After the public hearing and a short break, the council meeting began. Other council business had to be taken care of first before the council could take any action on the matter at hand. Hours later, a number of people were still waiting for the council’s decision.

It was along night for not only councilmembers and city staff, but those who waited patiently for a decision on the issue at hand.
It was along night for not only councilmembers and city staff, but those who waited patiently for a decision on the issue at hand.

The meeting agenda set the council up to first vote on the issue as an advisory referendum, which needed eight votes to pass. If that motion did not pass, a second motion to vote on outright lowering the voting age to 16 years old was scheduled, which only needed six votes to pass.  The council spent time asking hypothetical questions of the city’s lawyer trying to gauge all of the options.

Councilmember Paula Perry (Ward 4) said she talked to many of the people in her ward. “What they could agree on was that it go to referendum, and so therefore, I support the referendum. And that’s it.”

Councilmember Edouard Haba (Ward 4), who wanted 16- and 17-year-olds to vote on the referendum, said he otherwise didn’t see himself supporting the referendum.

Councilmember Shani Warner (Ward 2), who was in support of the lowering the voting age, said it was the council’s job to make this decision. “We don’t put it on the residents … when we do a lot of important things that relate to the structure of our government.”

Haba said, “The [young people] that came tonight, spoke and did a terrific job.” He went on to compare their performance to adult voters. “That’s all I needed. I will be voting for this motion.”

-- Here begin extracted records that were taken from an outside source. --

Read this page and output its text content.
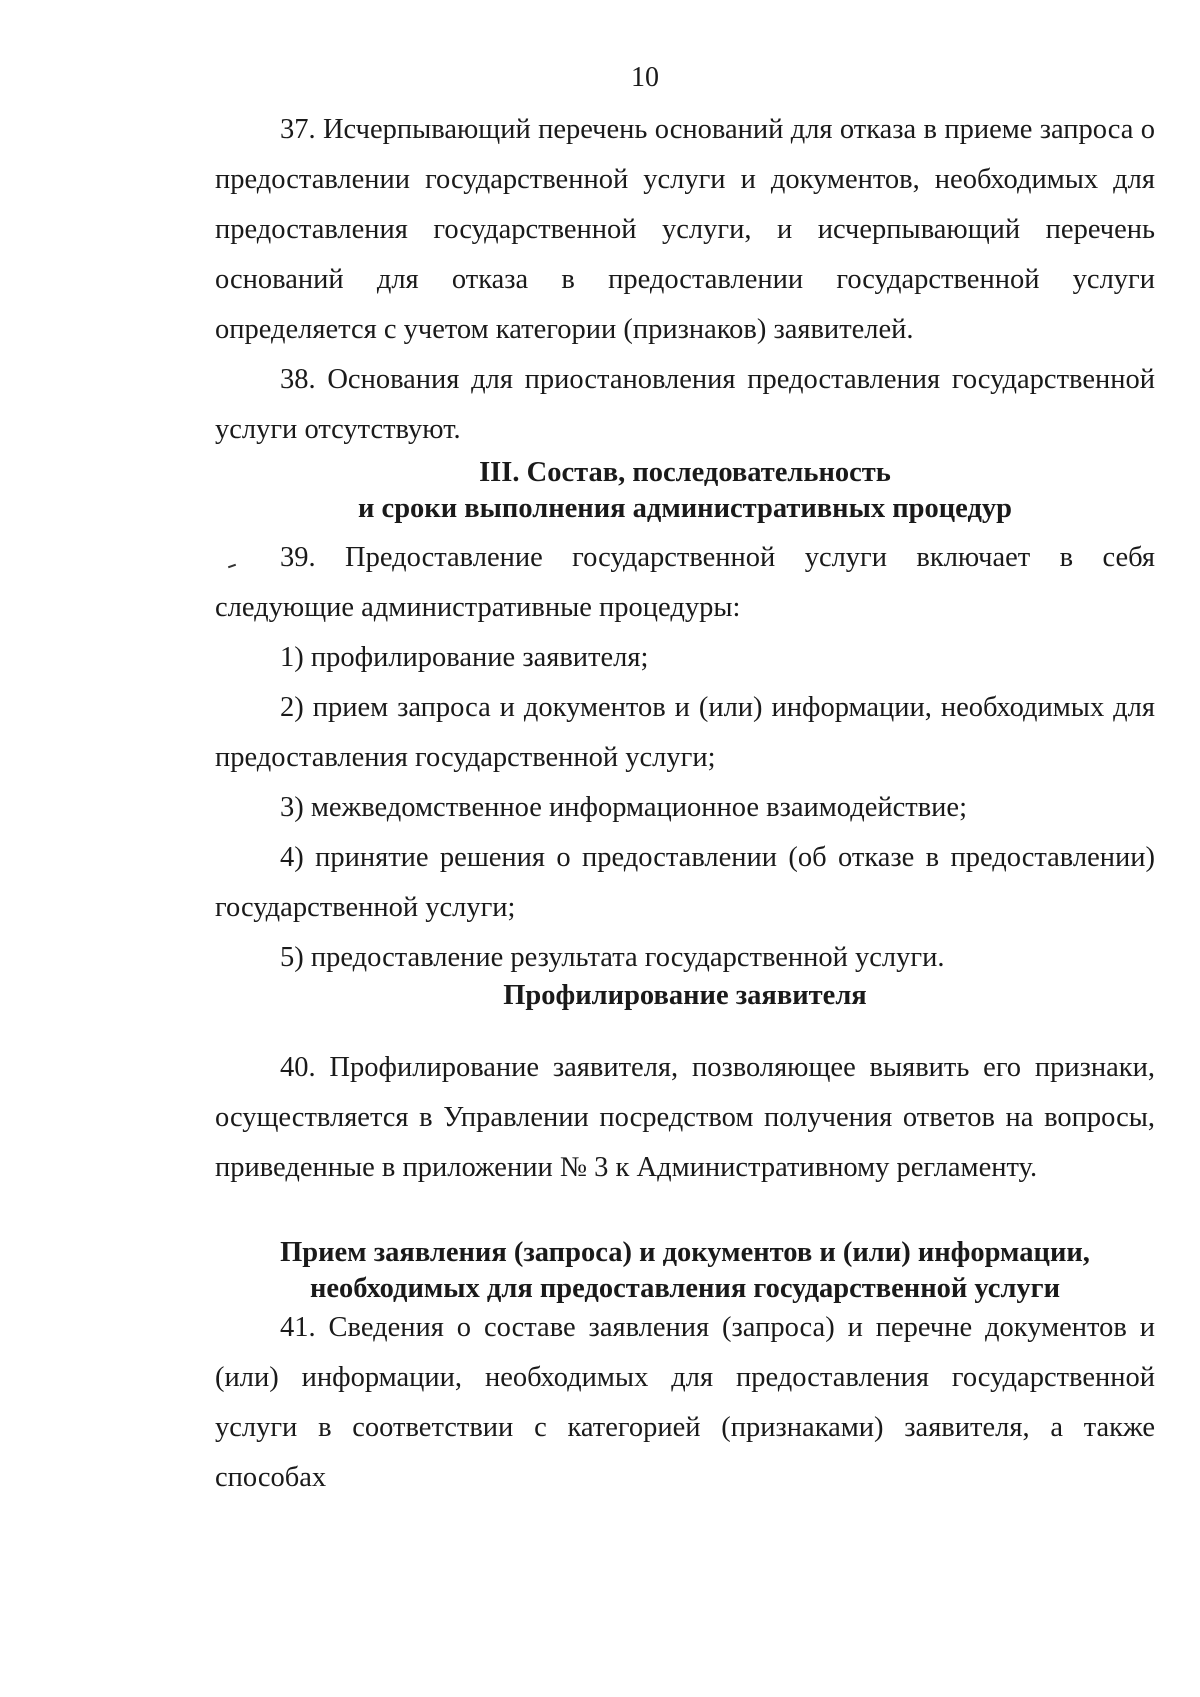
10

37. Исчерпывающий перечень оснований для отказа в приеме запроса о предоставлении государственной услуги и документов, необходимых для предоставления государственной услуги, и исчерпывающий перечень оснований для отказа в предоставлении государственной услуги определяется с учетом категории (признаков) заявителей.

38. Основания для приостановления предоставления государственной услуги отсутствуют.

III. Состав, последовательность
и сроки выполнения административных процедур

39. Предоставление государственной услуги включает в себя следующие административные процедуры:

1) профилирование заявителя;

2) прием запроса и документов и (или) информации, необходимых для предоставления государственной услуги;

3) межведомственное информационное взаимодействие;

4) принятие решения о предоставлении (об отказе в предоставлении) государственной услуги;

5) предоставление результата государственной услуги.

Профилирование заявителя

40. Профилирование заявителя, позволяющее выявить его признаки, осуществляется в Управлении посредством получения ответов на вопросы, приведенные в приложении № 3 к Административному регламенту.

Прием заявления (запроса) и документов и (или) информации,
необходимых для предоставления государственной услуги

41. Сведения о составе заявления (запроса) и перечне документов и (или) информации, необходимых для предоставления государственной услуги в соответствии с категорией (признаками) заявителя, а также способах
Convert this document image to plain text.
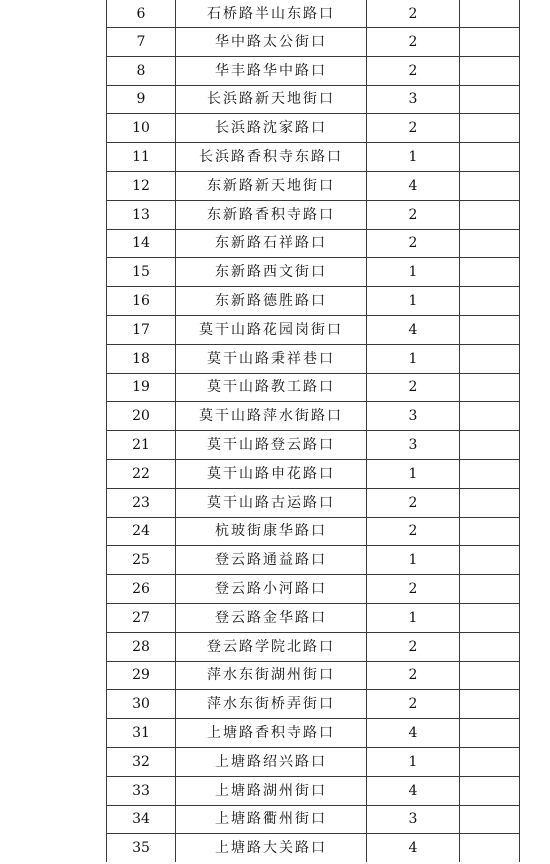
6	石桥路半山东路口	2	
7	华中路太公街口	2	
8	华丰路华中路口	2	
9	长浜路新天地街口	3	
10	长浜路沈家路口	2	
11	长浜路香积寺东路口	1	
12	东新路新天地街口	4	
13	东新路香积寺路口	2	
14	东新路石祥路口	2	
15	东新路西文街口	1	
16	东新路德胜路口	1	
17	莫干山路花园岗街口	4	
18	莫干山路秉祥巷口	1	
19	莫干山路教工路口	2	
20	莫干山路萍水街路口	3	
21	莫干山路登云路口	3	
22	莫干山路申花路口	1	
23	莫干山路古运路口	2	
24	杭玻街康华路口	2	
25	登云路通益路口	1	
26	登云路小河路口	2	
27	登云路金华路口	1	
28	登云路学院北路口	2	
29	萍水东街湖州街口	2	
30	萍水东街桥弄街口	2	
31	上塘路香积寺路口	4	
32	上塘路绍兴路口	1	
33	上塘路湖州街口	4	
34	上塘路衢州街口	3	
35	上塘路大关路口	4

“I personally find it incredibly difficult to look these [young] residents in the eye, and with their smart, articulate and passionate arguments, deny them the right to vote.”

The motion to allow 16- and 17-year-olds to vote passed. Those voting against the motion were Councilmembers Robert Croslin (Ward 2), Tim Hunt (Ward 3), Paula Perry (Ward 4), and Joseph Solomon (Ward 5).

According to the council proceedings, 16- and 17-year-olds will be able to vote in the next city election, which is scheduled for May 5.